At scale, the framework facilitates applications that can direct funding for conservation and restoration toward effective results. First, it reinforces the scientific basis for improving protected area networks. It offers evidence for future-proofing conservation investments and protecting Indigenous and traditional territories that overlap with resilient zones by identifying high-resilience landscapes not currently under official protection. Second, it makes restoration commitments more effective. Brazil's restoration commitments under the UN Decade on Ecosystem Restoration (12 million hectares) can benefit from concentrating initiatives on connectivity-limited landscapes, where strategic corridors significantly increase resilience compared to random planting. Finally, local communities that directly depend on ecosystem stability can use these maps to identify biodiverse refuges to protect within their territories.

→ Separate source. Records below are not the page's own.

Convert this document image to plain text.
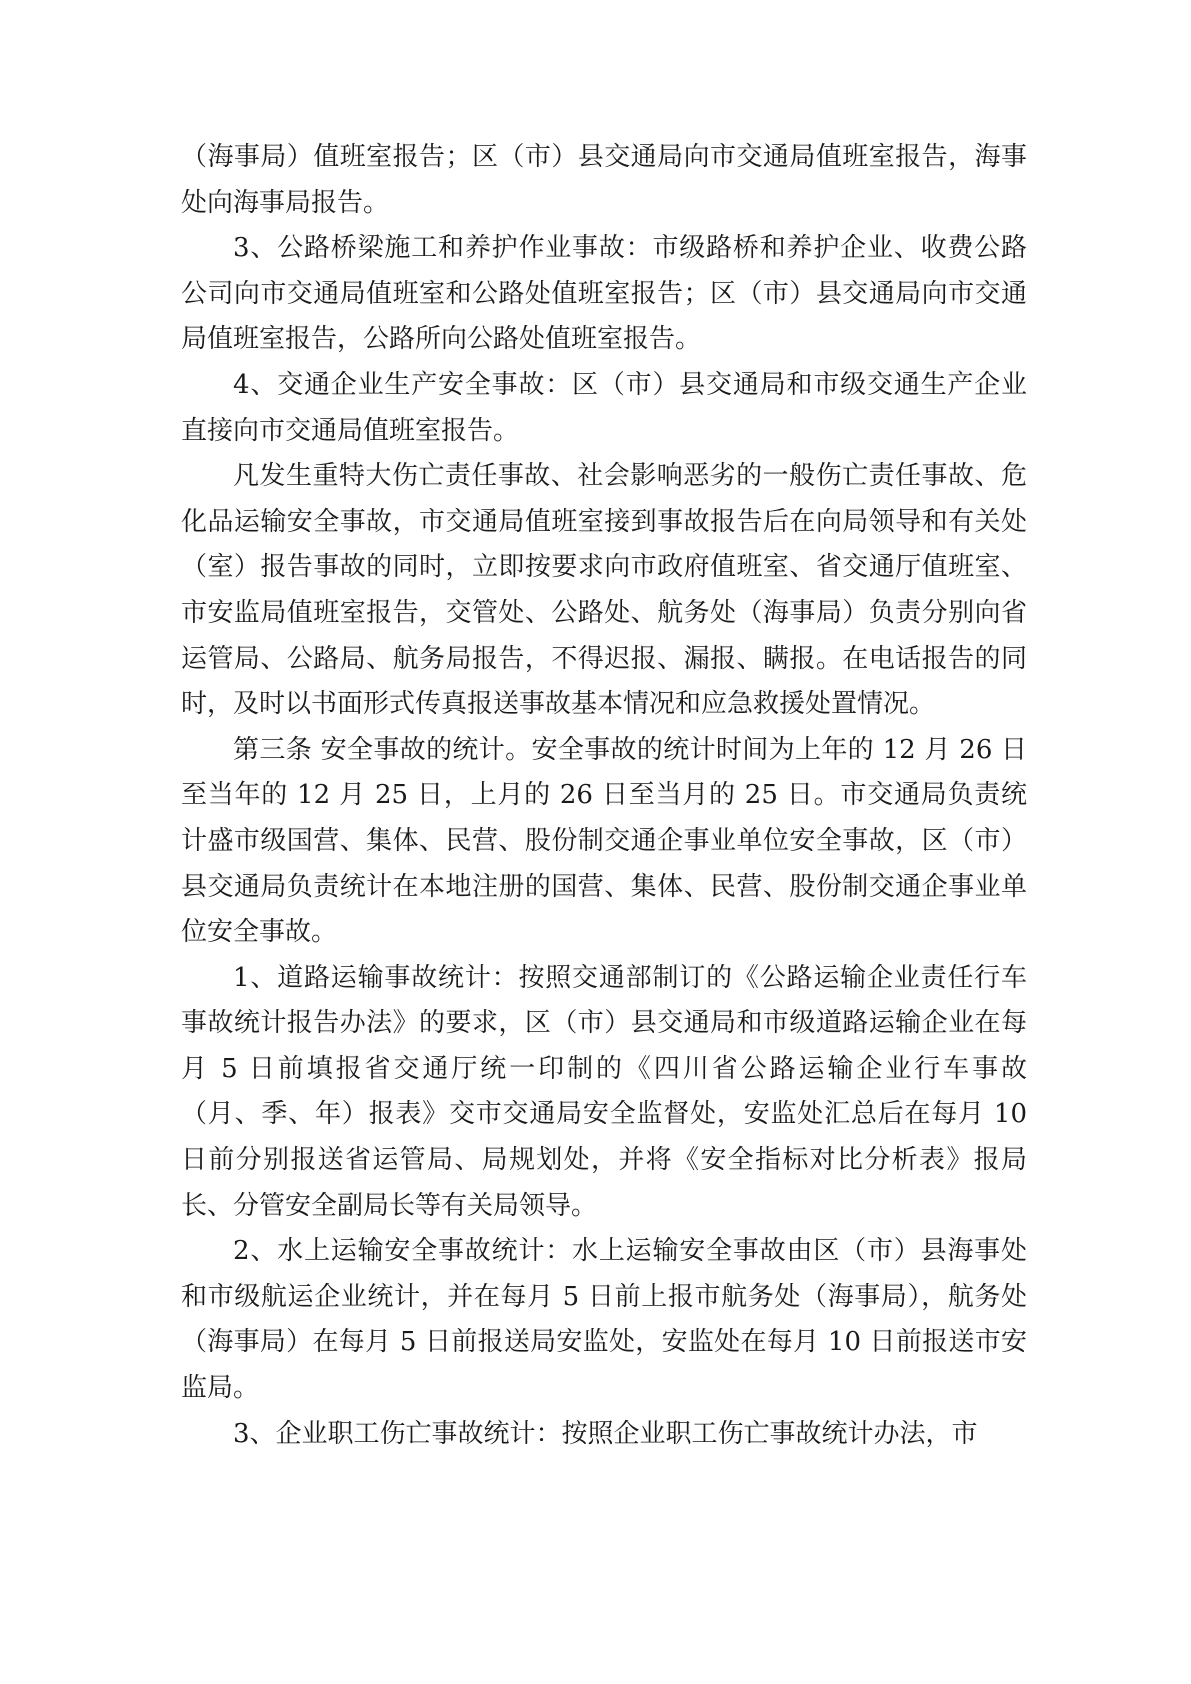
（海事局）值班室报告；区（市）县交通局向市交通局值班室报告，海事处向海事局报告。

3、公路桥梁施工和养护作业事故：市级路桥和养护企业、收费公路公司向市交通局值班室和公路处值班室报告；区（市）县交通局向市交通局值班室报告，公路所向公路处值班室报告。

4、交通企业生产安全事故：区（市）县交通局和市级交通生产企业直接向市交通局值班室报告。

凡发生重特大伤亡责任事故、社会影响恶劣的一般伤亡责任事故、危化品运输安全事故，市交通局值班室接到事故报告后在向局领导和有关处（室）报告事故的同时，立即按要求向市政府值班室、省交通厅值班室、市安监局值班室报告，交管处、公路处、航务处（海事局）负责分别向省运管局、公路局、航务局报告，不得迟报、漏报、瞒报。在电话报告的同时，及时以书面形式传真报送事故基本情况和应急救援处置情况。

第三条 安全事故的统计。安全事故的统计时间为上年的 12 月 26 日至当年的 12 月 25 日，上月的 26 日至当月的 25 日。市交通局负责统计盛市级国营、集体、民营、股份制交通企事业单位安全事故，区（市）县交通局负责统计在本地注册的国营、集体、民营、股份制交通企事业单位安全事故。

1、道路运输事故统计：按照交通部制订的《公路运输企业责任行车事故统计报告办法》的要求，区（市）县交通局和市级道路运输企业在每月 5 日前填报省交通厅统一印制的《四川省公路运输企业行车事故 （月、季、年）报表》交市交通局安全监督处，安监处汇总后在每月 10 日前分别报送省运管局、局规划处，并将《安全指标对比分析表》报局长、分管安全副局长等有关局领导。

2、水上运输安全事故统计：水上运输安全事故由区（市）县海事处和市级航运企业统计，并在每月 5 日前上报市航务处（海事局），航务处（海事局）在每月 5 日前报送局安监处，安监处在每月 10 日前报送市安监局。

3、企业职工伤亡事故统计：按照企业职工伤亡事故统计办法，市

The science of planetary boundaries, specifically Biosphere Integrity and Land-System Change, is directly advanced by our research. By converting planetary thresholds into spatially explicit action zones, it offers an operational tool for identifying landscapes that are adaptable and resistant to change. We translate planetary risk assessments into planning maps by identifying landscapes with high buffering capacity and adaptive potential. Resilient landscapes possess structural conditions required to reorganize and sustain ecological function under stress. Ecosystems that regulate climate, preserve biodiversity, and support human well-being are essential to a safe operating environment for humanity. Our research provides a guide for restoring that stability. It shows where restoration can rebuild adaptive capacity, where conservation ensures long-term function, and where sustainable land use balances ecological limits and development.

We demonstrate the interdependence of planetary boundaries by bridging biodiversity science and climate adaptation. When diverse landscapes are preserved, ecosystems and human communities, such as Indigenous people who depend on intact socio-ecological systems, are more likely to adapt. Returning Earth's systems to a safe operating space requires proactive spatial planning that anticipates change rather than reacting to collapse. Our resilience framework provides this anticipatory lens. It illustrates how sustainable use balances development and ecological constraints, conservation ensures stability, and restoration rebuilds adaptive capacity. Our research turns resilience into a tool for planetary stewardship, ready for policy and offers a workable way to return Earth's systems to a more secure operating environment.